In other words, investors were willing to pay about 38.25 basis points for interbank rates to exchange the three-month euro for dollars.

Last Friday, the three-month cost was 21 basis points, and a month ago it was 8 basis points.

Cross-currency swaps allow investors to raise funds in specific currencies from other funding markets. For example, an institution that needs to raise dollars can raise euros in the euro funding market and convert its proceeds into dollar funding obligations via FX swaps.

Antoine Bouvet, ING’s senior rate strategist, said:

The ruble fell almost 30 percent against the dollar on Monday after Western nations revealed stricter sanctions on Saturday, including blocking some Russian banks from the SWIFT international payment system.

Analysts say the move by the U.S. and its allies to prevent Russia from spending $ 630 billion on central bank foreign exchange reserves over the weekend is the cost of raising dollars for Western companies paid by Russian counterparts. Said it would be high.

Kenneth Blue, FX Strategist at Societe Generale in London, said:

Credit Suisse’s Zoltan Pozsar estimates that Russia has about $ 300 billion in money market products. Forex swaps are $ 200 billion and public and private deposits are an additional $ 100 billion.

The stress was not limited to the euro funding market. Borrowing costs in pounds and yen have also risen to their highest levels since March 2020.

A surge in borrowing costs will hurt transaction volume. The trading desk of a major US bank said the Treasury’s trading volume overnight was lower than the recent average.

Eurozone government bond trading plunged Thursday after Russia invaded Ukraine, according to MarketAxess data.

Concerns about the war between Russia and Ukraine extend to the US funding market.

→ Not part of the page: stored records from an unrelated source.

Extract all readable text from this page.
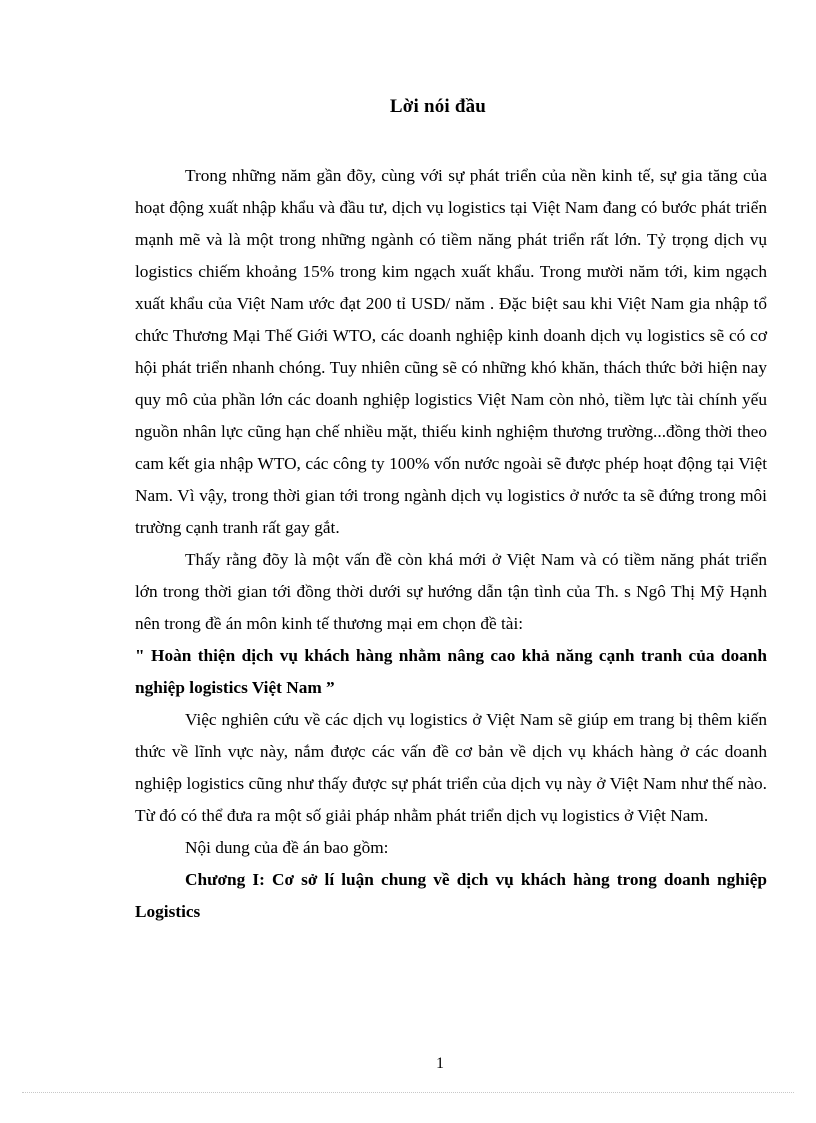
Lời nói đầu

Trong những năm gần đõy, cùng với sự phát triển của nền kinh tế, sự gia tăng của hoạt động xuất nhập khẩu và đầu tư, dịch vụ logistics tại Việt Nam đang có bước phát triển mạnh mẽ và là một trong những ngành có tiềm năng phát triển rất lớn. Tỷ trọng dịch vụ logistics chiếm khoảng 15% trong kim ngạch xuất khẩu. Trong mười năm tới, kim ngạch xuất khẩu của Việt Nam ước đạt 200 tỉ USD/ năm . Đặc biệt sau khi Việt Nam gia nhập tổ chức Thương Mại Thế Giới WTO, các doanh nghiệp kinh doanh dịch vụ logistics sẽ có cơ hội phát triển nhanh chóng. Tuy nhiên cũng sẽ có những khó khăn, thách thức bởi hiện nay quy mô của phần lớn các doanh nghiệp logistics Việt Nam còn nhỏ, tiềm lực tài chính yếu nguồn nhân lực cũng hạn chế nhiều mặt, thiếu kinh nghiệm thương trường...đồng thời theo cam kết gia nhập WTO, các công ty 100% vốn nước ngoài sẽ được phép hoạt động tại Việt Nam. Vì vậy, trong thời gian tới trong ngành dịch vụ logistics ở nước ta sẽ đứng trong môi trường cạnh tranh rất gay gắt.

Thấy rằng đõy là một vấn đề còn khá mới ở Việt Nam và có tiềm năng phát triển lớn trong thời gian tới đồng thời dưới sự hướng dẫn tận tình của Th. s Ngô Thị Mỹ Hạnh nên trong đề án môn kinh tế thương mại em chọn đề tài:

" Hoàn thiện dịch vụ khách hàng nhằm nâng cao khả năng cạnh tranh của doanh nghiệp logistics Việt Nam ”

Việc nghiên cứu về các dịch vụ logistics ở Việt Nam sẽ giúp em trang bị thêm kiến thức về lĩnh vực này, nắm được các vấn đề cơ bản về dịch vụ khách hàng ở các doanh nghiệp logistics cũng như thấy được sự phát triển của dịch vụ này ở Việt Nam như thế nào. Từ đó có thể đưa ra một số giải pháp nhằm phát triển dịch vụ logistics ở Việt Nam.

Nội dung của đề án bao gồm:

Chương I: Cơ sở lí luận chung về dịch vụ khách hàng trong doanh nghiệp Logistics

1
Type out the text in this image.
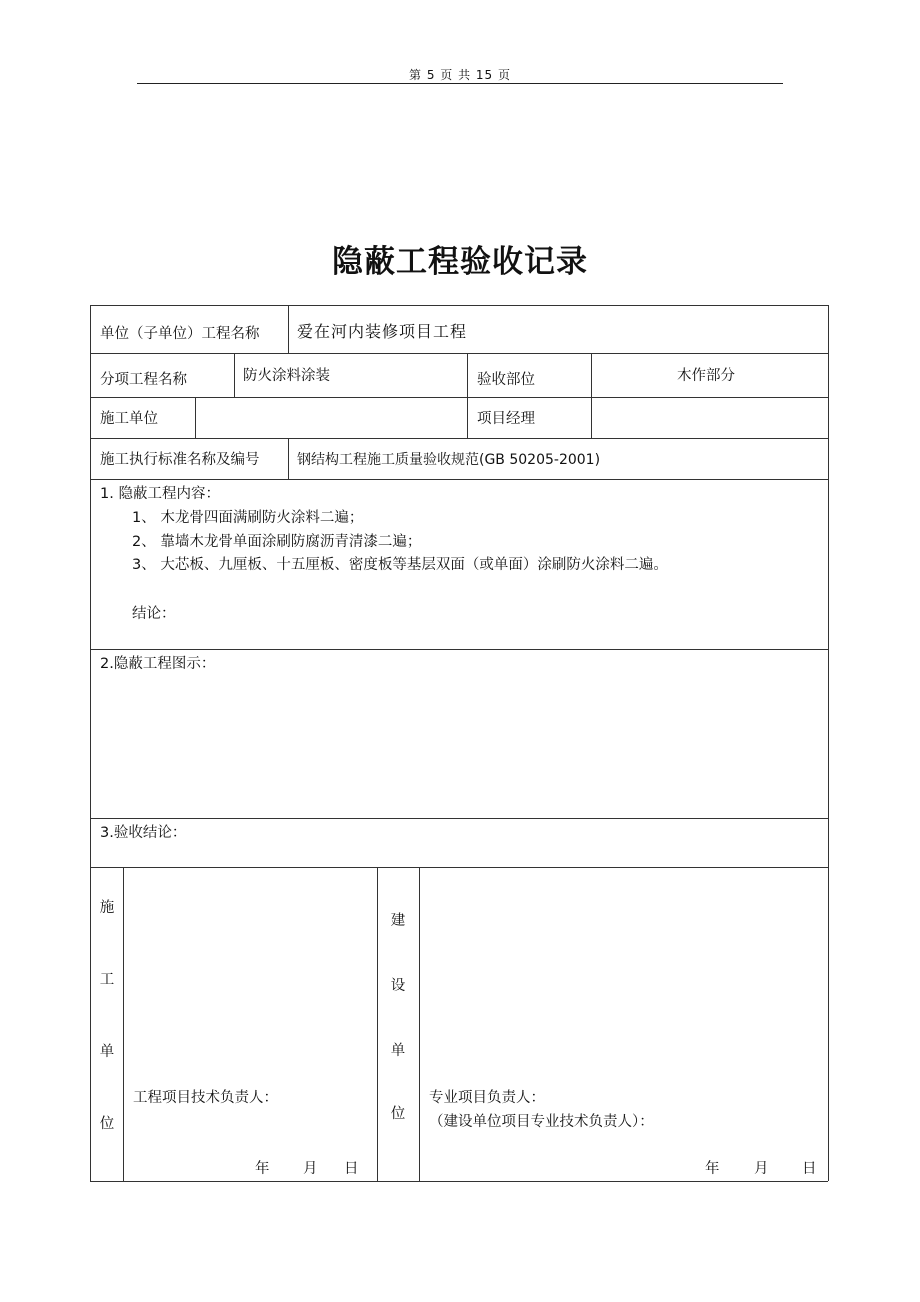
第 5 页 共 15 页
隐蔽工程验收记录
单位（子单位）工程名称 爱在河内装修项目工程
分项工程名称	防火涂料涂装	验收部位	木作部分
施工单位	项目经理
施工执行标准名称及编号	钢结构工程施工质量验收规范(GB 50205-2001)
1. 隐蔽工程内容：
1、 木龙骨四面满刷防火涂料二遍；
2、 靠墙木龙骨单面涂刷防腐沥青清漆二遍；
3、 大芯板、九厘板、十五厘板、密度板等基层双面（或单面）涂刷防火涂料二遍。
结论：
2.隐蔽工程图示：
3.验收结论：
施
工
单
位
工程项目技术负责人：
年 月 日
建
设
单
位
专业项目负责人：
（建设单位项目专业技术负责人）：
年 月 日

The spread between the US 3-month forward rate forward contract and the 3-month overnight index swap rate, a funding stress indicator, rose to 19.14 basis points at the end of Monday since early July 2020. It became the maximum.

On a day-to-day basis, the gap was 23.75 basis points hit early in the morning in New York, the highest since May 2020. Higher spreads reflect rising interbank lending risk or dollar hoarding.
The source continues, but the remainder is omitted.